The Baby Boomers aren't babies anymore, and as they reach their silver years, current services for seniors will have to change to meet their needs. Barbara Karro, manager of Arlington's Office of Senior Adult Programs, is gearing up to meet this challenge in the county.

Many Boomers cringe at being called a senior, and wouldn't be caught dead in a senior center. They “want to be young their whole life,” Karro said in a recent interview.

But as they age, they will have to answer the same questions as have generations before: What do I do with my time now that I'm retired? How do I stay social, now that many of my friends have died and my family lives far away? What is the meaning of my life?

The Office of Senior Adult Programs offers activities and venues for socializing that help answer some of these questions.

“All our programs are to keep [seniors] socially engaged and involved in relevant, meaningful activity,” Karro said. Just like their parents and grandparents, the Boomers will “need to be needed.”

Currently the county's strength-training and Pilates classes and travel opportunities are the draws for the younger set, but many Boomers aren't taking advantage of the many other programs offered for seniors.

Karro has some changes in mind to get more Boomers involved, such as updating senior center facilities and offering guidance on employment and volunteer opportunities that would use the skills they developed during their previous careers.

“People retiring at 60 today are not like their parents were at 60,” she said. “Many people are retiring before they're ready to disengage from the workforce.”

Bringing in peer advisors trained to provide employment counseling and offering seminars like “Flourishing After 50” have been a good start in changing the role of senior centers and programs, but Karro believes society, and the Boomers themselves, have to change their conception of aging to make a real difference.

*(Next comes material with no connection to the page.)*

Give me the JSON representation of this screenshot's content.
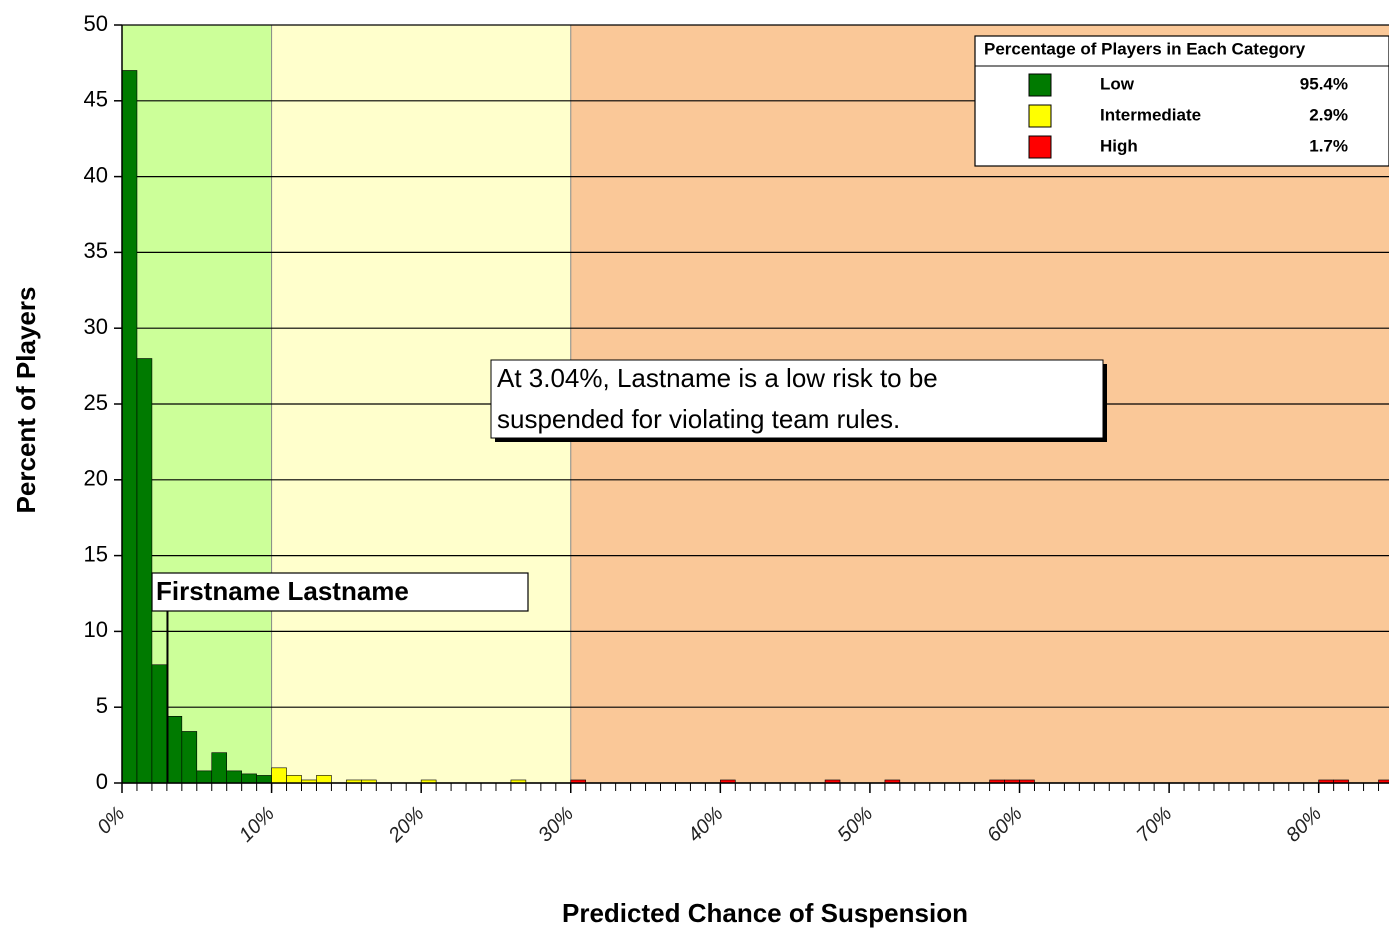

Karro said she knows seniors who have had a hard time finding meaningful and challenging jobs. Employers have to realize they can use seniors as a resource, and should consider hiring them as consultants on a part-time basis, she said.

“We're a young country that worships youth,” Karro said. “There has to be a more wholesome attitude towards seniors.”

And seniors themselves should try and be more receptive of the idea of aging.

“End of life is scary,” Karro said. “But aging is no longer scary. You do develop limitations, but you learn to work around them.”

Karro hopes that bringing meaningful engagement to Boomers' lives through volunteer and employment opportunities “will create a synergy to break the barrier of their not coming” to senior centers for fear of being considered old, she said.

“My goal is to get people engaged in healthy activities that improve their quality of living,” Karro said. “This is the time of your life!”

Barbara Karro is manager of the Office of Senior Adult Programs for the county government.